Jérémiades

titeuf1/09/2010, La Pernelle

Les bobos reviennent en force, la rentrée scolaire me file une nostalgie sévère : encore une sans moi. Je viens de prendre conscience que l’année prochaine, il n’y aura plus un élève au lycée qui pourra mettre un nom sur ma trombinette ! Trois ans de présence en pointillé et me voilà quasiment calée dans la rubrique fantôme pour mes chers ados. Même si j’ai toujours eu conscience que nul n’est irremplaçable, vivre aussi concrètement son effacement des tablettes est… perturbant.

Mes trois Grâces, mes z’amies de tous les instants se relaient artistiquement pour ne jamais laisser le vide s’installer. Elles savent aussi que Mister Tamo approche, que je le redoute, et que, malgré que j’aie programmé mes retrouvailles avec ce joyeux drille, ma décision est encore vacillante. J’ai commencé à organiser mon prochain passage sur le billard pour le retrait du cathéter (rendez-vous avec le chirurgien le 14 septembre), mais même s’il me paraît évident qu’il est impératif de virer ce petit boîtier de misère, même si c’est, comparée à celles passées, une opération plus qu’anecdotique, rien que l’idée de retrouver le kit bonnet/chemise/ chaussons des schtroumpfs bistourisés me file la nausée.
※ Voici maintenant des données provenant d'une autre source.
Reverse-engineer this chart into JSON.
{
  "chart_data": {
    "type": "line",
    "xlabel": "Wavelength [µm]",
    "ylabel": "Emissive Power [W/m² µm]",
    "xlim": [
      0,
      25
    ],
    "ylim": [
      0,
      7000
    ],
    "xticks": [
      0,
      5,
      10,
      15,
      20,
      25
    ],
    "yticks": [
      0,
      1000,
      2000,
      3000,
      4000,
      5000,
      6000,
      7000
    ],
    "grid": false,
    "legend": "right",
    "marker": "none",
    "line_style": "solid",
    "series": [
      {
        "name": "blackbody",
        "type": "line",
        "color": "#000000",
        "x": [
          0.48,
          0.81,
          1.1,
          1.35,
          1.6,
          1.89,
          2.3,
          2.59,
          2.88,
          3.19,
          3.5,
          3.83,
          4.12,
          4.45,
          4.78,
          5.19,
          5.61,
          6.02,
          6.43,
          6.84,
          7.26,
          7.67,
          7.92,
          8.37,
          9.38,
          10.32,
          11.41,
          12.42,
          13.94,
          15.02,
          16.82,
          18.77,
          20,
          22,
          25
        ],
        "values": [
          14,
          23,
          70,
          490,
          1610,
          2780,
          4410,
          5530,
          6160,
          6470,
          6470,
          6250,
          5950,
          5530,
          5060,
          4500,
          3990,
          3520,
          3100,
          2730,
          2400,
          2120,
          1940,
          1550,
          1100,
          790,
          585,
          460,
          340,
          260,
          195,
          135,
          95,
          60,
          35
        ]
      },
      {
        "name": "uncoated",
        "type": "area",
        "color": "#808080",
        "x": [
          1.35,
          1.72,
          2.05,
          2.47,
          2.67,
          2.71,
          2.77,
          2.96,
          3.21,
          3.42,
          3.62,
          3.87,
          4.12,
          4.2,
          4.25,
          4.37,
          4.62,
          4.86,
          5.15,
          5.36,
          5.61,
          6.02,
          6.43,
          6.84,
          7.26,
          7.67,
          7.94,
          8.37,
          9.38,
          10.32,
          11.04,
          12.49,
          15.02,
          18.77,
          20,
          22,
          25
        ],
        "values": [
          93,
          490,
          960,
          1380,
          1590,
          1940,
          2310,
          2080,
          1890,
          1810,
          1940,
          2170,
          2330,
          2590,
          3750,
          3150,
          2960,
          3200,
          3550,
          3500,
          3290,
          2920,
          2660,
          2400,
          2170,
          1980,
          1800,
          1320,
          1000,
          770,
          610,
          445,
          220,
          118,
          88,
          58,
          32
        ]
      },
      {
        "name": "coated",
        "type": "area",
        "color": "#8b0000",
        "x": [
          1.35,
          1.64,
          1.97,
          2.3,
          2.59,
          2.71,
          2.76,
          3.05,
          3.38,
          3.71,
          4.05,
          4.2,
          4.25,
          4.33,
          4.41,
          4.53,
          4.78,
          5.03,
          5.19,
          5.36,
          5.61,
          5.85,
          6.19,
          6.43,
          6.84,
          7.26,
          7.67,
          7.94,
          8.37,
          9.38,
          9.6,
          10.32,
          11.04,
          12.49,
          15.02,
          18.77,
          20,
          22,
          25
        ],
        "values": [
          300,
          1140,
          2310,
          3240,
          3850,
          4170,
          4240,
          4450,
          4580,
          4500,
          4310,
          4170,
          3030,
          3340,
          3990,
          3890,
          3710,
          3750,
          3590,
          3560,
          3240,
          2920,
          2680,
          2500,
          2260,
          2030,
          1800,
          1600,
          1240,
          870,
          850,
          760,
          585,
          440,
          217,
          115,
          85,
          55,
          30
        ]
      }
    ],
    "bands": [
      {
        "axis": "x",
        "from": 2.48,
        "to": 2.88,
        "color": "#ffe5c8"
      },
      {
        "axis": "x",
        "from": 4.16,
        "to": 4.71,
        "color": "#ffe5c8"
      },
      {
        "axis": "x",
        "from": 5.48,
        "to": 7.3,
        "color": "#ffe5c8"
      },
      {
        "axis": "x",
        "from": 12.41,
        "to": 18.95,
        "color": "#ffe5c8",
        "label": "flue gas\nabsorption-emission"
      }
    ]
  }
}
Je n’en peux plus d’être découpée, charcutée et recousue, comme une poupée trop usagée que l’on rafistole parce qu’on l’aime bien quand même !

J’ai depuis longtemps prévu une fête le 4 septembre avec nombre de mes êtres les plus chers, histoire d’arroser mes quarante printemps plus dignement qu’en mars.

Je me réjouis de ces instants à venir : vivre sous ces yeux-là, c’est reprendre de la matière, c’est perdre de ma transparence, c’est sentir au plus profond de moi cet essentiel, ce vital, cet amour vivifiant qui fait que, malgré tout, malgré les périodes de désespoir, malgré les grandes tentations de lâcher prise, je ne renonce pas, pas tout à fait, jamais complètement…

Mais la fatigue est si redoutable. Pourvu qu’elle me lâche un peu le temps de déguster ce nectar. Dans la foulée, je partirai reprendre une goulée d’air marin avec une de mes frangines de cœur. Le soleil, le vent, l’entêtante rengaine du ressac, les lumières blondes de l’arrière-saison alliées à la douce complicité de notre précieuse amitié parviendront peut-être à me faire avaler ce médoc sensé prolonger mon petit séjour de terrienne sans trop renâcler.